Selain wawancara dan pengamatan, peneliti juga mengumpulkan berbagai data dokumen, seperti perjanjian kerjasama antara Dinas Kependudukan dan Pencatatan Sipil Kota Depok dengan para Mitra KIA, dokumentasi
kegiatan, dan regulasi terkait KIA. Data-data ini kemudian disusun menjadi sejumlah kode untuk kemudian
dianalisis. Melalui teknik trianggulasi, peneliti melakukan pengecekan silang data
yang diperoleh dari informan satu dengan
informan lainnya serta membandingkan data hasil wawancara dengan hasil pengamatan
berkaitan dengan pelaksanaan penerbitan dan pemberian KIA di
Kota Depok. Dengan teknik ini, penelitian mengenai KIA diharapkan mampu memberikan gambaran yang seakurat mungkin untuk menjelaskan
bagaimana KIA dilaksanakan
dan kendala yang dihadapi dalam pelaksanaan di lapangan.
Hasil dan Pembahasan
A.
Kebijakan Kartu Identitas
Anak
Dalam rangka pemenuhan
salah satu hak sipil anak dan untuk mewujudkan Depok sebagai Kota Layak Anak sesuai ketentuan dalam Pasal 16 ayat (1) huruf F Peraturan Daerah Kota
Depok Nomor 15 Tahun 2013 Tentang Kota Layak Anak, Pemerintah Kota Depok memberikan Kartu Identitas Anak (KIA) sampai dengan usia
17 tahun. Untuk melaksanakan tugas tersebut, maka Dinas Kependudukan dan Pencatatan Sipil (selanjutnya disebut Disdukcapil) adalah Organisasi Perangkat Daerah yang bertanggungjawab penuh dalam implementasi KIA di lapangan.
Pelaksanaan Kartu
Identitas Anak di Kota Depok merupakan
kebijakan yang diimplememtasikan
oleh Disdukcapil Kota Depok sebagai salah satu program untuk mendukung Depok Kota Layak Anak yang dimulai pada Tahun Anggaran Perubahan 2015. Ketika program ini
mulai berjalan di tahun 2016, sebanyak 57.143 anak telah mendapatkan,
dan hingga akhir 2019, sebanyak 140.578 anak yang telah mendapatkan KIA. Sepintas data ini menunjukkan bahwa terdapat progress signifikan dalam perekaman dan penerbitan data KIA, namun jika dihitung, selama periode 2017-2019, hanya terbit 83,435 KIA baru, atau rata-rata tercatat 27,811 KIA di Kota Depok setiap
tahunnya. Hal ini menarik, sebab berdasarkan data jumlah anak di Kota Depok pada tahun
2019 mencapai 501,168 anak,
masih tersisa 360,590 anak yang belum terekam dan mendapatkan KIA.

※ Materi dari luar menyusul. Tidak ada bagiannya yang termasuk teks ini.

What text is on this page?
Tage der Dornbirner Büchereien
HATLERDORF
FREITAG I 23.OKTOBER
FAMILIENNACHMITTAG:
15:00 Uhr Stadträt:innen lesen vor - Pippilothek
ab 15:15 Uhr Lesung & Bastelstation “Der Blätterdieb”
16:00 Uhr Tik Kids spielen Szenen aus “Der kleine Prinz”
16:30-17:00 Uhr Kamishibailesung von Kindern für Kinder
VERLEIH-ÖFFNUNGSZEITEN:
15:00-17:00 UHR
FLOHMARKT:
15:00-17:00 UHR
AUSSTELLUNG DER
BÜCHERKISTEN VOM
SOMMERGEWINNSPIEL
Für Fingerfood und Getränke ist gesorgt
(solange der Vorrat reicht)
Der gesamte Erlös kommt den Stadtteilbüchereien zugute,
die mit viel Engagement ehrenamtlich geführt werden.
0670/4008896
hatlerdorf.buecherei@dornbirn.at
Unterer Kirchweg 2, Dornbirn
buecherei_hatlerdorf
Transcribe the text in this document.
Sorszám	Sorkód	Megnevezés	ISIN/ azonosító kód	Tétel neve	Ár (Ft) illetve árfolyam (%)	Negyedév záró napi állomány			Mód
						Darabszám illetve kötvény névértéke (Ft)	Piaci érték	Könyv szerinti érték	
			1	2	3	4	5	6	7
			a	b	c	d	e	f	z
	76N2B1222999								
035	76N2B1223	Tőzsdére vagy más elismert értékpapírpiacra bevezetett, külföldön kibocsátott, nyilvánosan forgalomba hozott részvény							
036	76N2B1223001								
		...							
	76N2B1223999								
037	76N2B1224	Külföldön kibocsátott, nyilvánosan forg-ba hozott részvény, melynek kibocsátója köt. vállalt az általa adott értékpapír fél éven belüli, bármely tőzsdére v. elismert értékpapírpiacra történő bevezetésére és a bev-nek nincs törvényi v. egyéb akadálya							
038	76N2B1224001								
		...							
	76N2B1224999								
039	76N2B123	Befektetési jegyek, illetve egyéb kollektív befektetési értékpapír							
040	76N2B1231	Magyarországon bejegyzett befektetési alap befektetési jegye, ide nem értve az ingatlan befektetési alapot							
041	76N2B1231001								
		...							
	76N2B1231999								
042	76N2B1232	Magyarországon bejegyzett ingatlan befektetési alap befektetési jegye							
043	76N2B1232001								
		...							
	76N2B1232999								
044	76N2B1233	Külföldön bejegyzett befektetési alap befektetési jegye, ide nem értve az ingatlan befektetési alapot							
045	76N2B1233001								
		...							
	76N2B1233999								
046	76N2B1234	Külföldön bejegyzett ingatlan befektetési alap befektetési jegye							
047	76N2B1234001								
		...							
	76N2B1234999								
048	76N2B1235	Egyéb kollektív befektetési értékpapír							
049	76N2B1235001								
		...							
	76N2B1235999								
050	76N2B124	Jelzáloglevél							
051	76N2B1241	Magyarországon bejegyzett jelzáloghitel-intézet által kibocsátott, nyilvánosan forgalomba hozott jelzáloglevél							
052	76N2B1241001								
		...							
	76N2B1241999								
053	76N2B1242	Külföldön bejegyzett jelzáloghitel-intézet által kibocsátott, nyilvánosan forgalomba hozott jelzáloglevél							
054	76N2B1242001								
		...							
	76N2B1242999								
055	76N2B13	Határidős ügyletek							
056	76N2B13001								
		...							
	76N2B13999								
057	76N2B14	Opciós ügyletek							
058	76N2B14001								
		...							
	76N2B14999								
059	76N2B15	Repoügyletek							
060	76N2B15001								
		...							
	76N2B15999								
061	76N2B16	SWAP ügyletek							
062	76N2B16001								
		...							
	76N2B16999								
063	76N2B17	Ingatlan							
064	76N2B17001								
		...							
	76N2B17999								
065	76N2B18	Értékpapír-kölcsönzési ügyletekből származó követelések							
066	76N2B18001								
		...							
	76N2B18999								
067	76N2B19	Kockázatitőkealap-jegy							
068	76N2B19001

Pemberian KIA dimaksudkan untuk mendorong terpenuhinya hak sipil anak dan mendorong peningkatan kesejahteraan anak baik secara rohani,
jasmani maupun sosial. Tujuan lain KIA adalah sebagai kartu yang memberikan fasilitasi kepada anak berupa keringanan
pembayaran terhadap fasilitas yang diberikan oleh
Mitra KIA berdasarkan kesepakatan
bersama antara Pemerintah Kota Depok dengan
Mitra. Adapun sasaran pemberian
Kartu Identitas Anak ini adalah anak
yang berdomisili dan terdaftar
dalam Kartu Keluarga di Kota Depok yang berusia
1 (satu) tahun sampai dengan 17 (tujuh belas) tahun
dan belum menikah. Dengan ruang lingkupnya
meliputi pelayanan pendidikan, kesehatan, pariwisata, olah raga, perbankan dan fasilitas lain yang
ditentukan oleh Walikota.
Kartu Identitas Anak diterbitkan oleh Disdukcapil Kota
Depok dan ditanda tangani
oleh Kepala Dinas dengan tidak dipungut
biaya. Kepala Dinas melaksanakan koordinasi dan komunikasi dengan Mitra mulai dari tahap persiapan,
sosialiasasi, penerbitan Kartu Identitas Anak sampai dengan pemanfaatan
Kartu Identitas Anak. Sedangkan Mitra KIA sebagai pihak kedua dalam
pemberian fasilitasi Kartu Identitas Anak wajib memberikan laporan penggunaan Kartu Identitas Anak secara periodik setiap 3 bulan sekali kepada Walikota.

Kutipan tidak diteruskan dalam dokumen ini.